Inwiefern aber, was der Beschwerdeführer sowohl zur Z 9 lit a (unter Punkt 10) als auch (sachlich richtig) unter Anrufung der Z 9 lit b des § 281 Abs. 1 StPO ins Treffen führt, die urteilsmäßig festgestellte Anwendung von Gewalt als Mittel zu dem angestrebten Zweck nicht den guten Sitten widerstreiten solle, ist seinen Ausführungen in keiner Weise zu entnehmen, wobei es angesichts jener Urteilsfeststellungen (an denen bei gesetzmäßiger Darstellung der Rechtsrüge festgehalten werden muß), wonach der Angeklagte auf das von J geforderte Verhalten kein Recht hatte, auch gar nicht möglich wäre, das Vorliegen der (rechtfertigenden) Voraussetzungen des § 105 Abs. 2 StGB im konkreten Fall zu begründen.

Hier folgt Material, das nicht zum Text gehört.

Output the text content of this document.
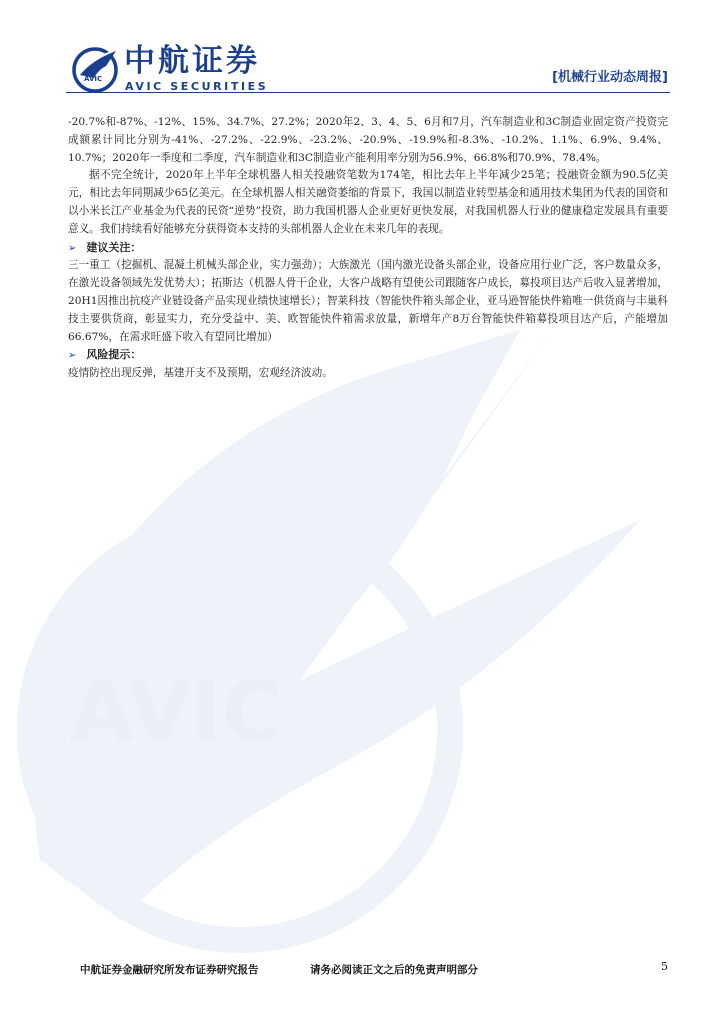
AVIC
AVIC 中航证券
AVIC SECURITIES
[机械行业动态周报]

-20.7%和-87%、-12%、15%、34.7%、27.2%；2020年2、3、4、5、6月和7月，汽车制造业和3C制造业固定资产投资完成额累计同比分别为-41%、-27.2%、-22.9%、-23.2%、-20.9%、-19.9%和-8.3%、-10.2%、1.1%、6.9%、9.4%、10.7%；2020年一季度和二季度，汽车制造业和3C制造业产能利用率分别为56.9%、66.8%和70.9%、78.4%。

据不完全统计，2020年上半年全球机器人相关投融资笔数为174笔，相比去年上半年减少25笔；投融资金额为90.5亿美元，相比去年同期减少65亿美元。在全球机器人相关融资萎缩的背景下，我国以制造业转型基金和通用技术集团为代表的国资和以小米长江产业基金为代表的民资“逆势”投资，助力我国机器人企业更好更快发展，对我国机器人行业的健康稳定发展具有重要意义。我们持续看好能够充分获得资本支持的头部机器人企业在未来几年的表现。

➢ 建议关注：

三一重工（挖掘机、混凝土机械头部企业，实力强劲）；大族激光（国内激光设备头部企业，设备应用行业广泛，客户数量众多，在激光设备领域先发优势大）；拓斯达（机器人骨干企业，大客户战略有望使公司跟随客户成长，募投项目达产后收入显著增加，20H1因推出抗疫产业链设备产品实现业绩快速增长）；智莱科技（智能快件箱头部企业，亚马逊智能快件箱唯一供货商与丰巢科技主要供货商，彰显实力，充分受益中、美、欧智能快件箱需求放量，新增年产8万台智能快件箱募投项目达产后，产能增加66.67%，在需求旺盛下收入有望同比增加）

➢ 风险提示：

疫情防控出现反弹，基建开支不及预期，宏观经济波动。

中航证券金融研究所发布证券研究报告	请务必阅读正文之后的免责声明部分	5
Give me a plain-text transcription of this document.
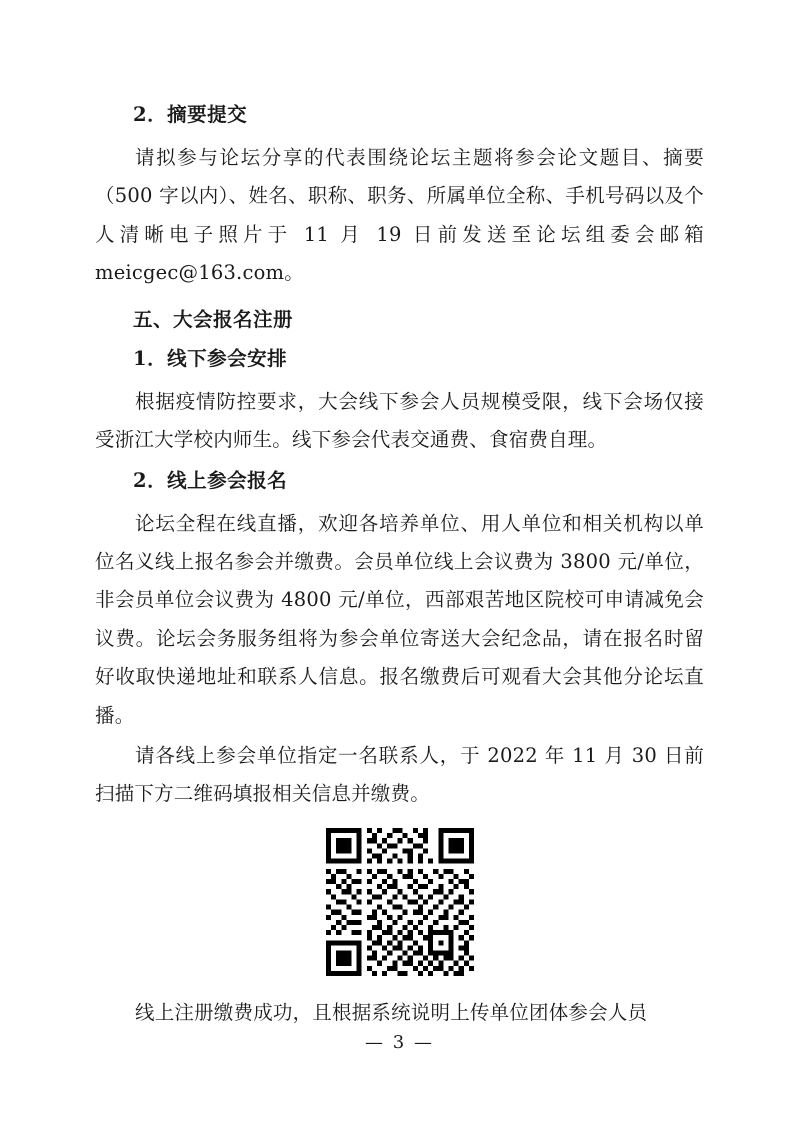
2．摘要提交

请拟参与论坛分享的代表围绕论坛主题将参会论文题目、摘要（500 字以内）、姓名、职称、职务、所属单位全称、手机号码以及个人清晰电子照片于 11 月 19 日前发送至论坛组委会邮箱 meicgec@163.com。

五、大会报名注册
1．线下参会安排

根据疫情防控要求，大会线下参会人员规模受限，线下会场仅接受浙江大学校内师生。线下参会代表交通费、食宿费自理。

2．线上参会报名

论坛全程在线直播，欢迎各培养单位、用人单位和相关机构以单位名义线上报名参会并缴费。会员单位线上会议费为 3800 元/单位，非会员单位会议费为 4800 元/单位，西部艰苦地区院校可申请减免会议费。论坛会务服务组将为参会单位寄送大会纪念品，请在报名时留好收取快递地址和联系人信息。报名缴费后可观看大会其他分论坛直播。

请各线上参会单位指定一名联系人，于 2022 年 11 月 30 日前扫描下方二维码填报相关信息并缴费。

线上注册缴费成功，且根据系统说明上传单位团体参会人员

— 3 —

Die letztlich in Ansehung des Faktums III aus der Z 9 lit a erhobene Rechtsrüge, das Vergehen der Körperverletzung nach § 83 Abs. 1 StGB sei deshalb nicht verwirklicht, weil er Erika J nicht in 'Verletzungsabsicht' (gemeint ersichtlich: mit Verletzungsvorsatz) geschüttelt habe, ist wiederum nicht gesetzmäßig ausgeführt, weil sie sich über die - nach dem früher Gesagten im Urteil enthaltene - Konstatierung eines solchen Vorsatzes (in der Form des - zur Tatbestandserfüllung ausreichenden - dolus eventualis) hinwegsetzt. Soweit sie die zum Nachteil der Erika J verübten strafbaren Handungen (Pkt II 2 des Urteils) betrifft, mußte daher die unbegründete Nichtigkeitsbeschwerde verworfen und insgesamt über die Rechtsmittel des Angeklagten sohin spruchgemäß entschieden werden.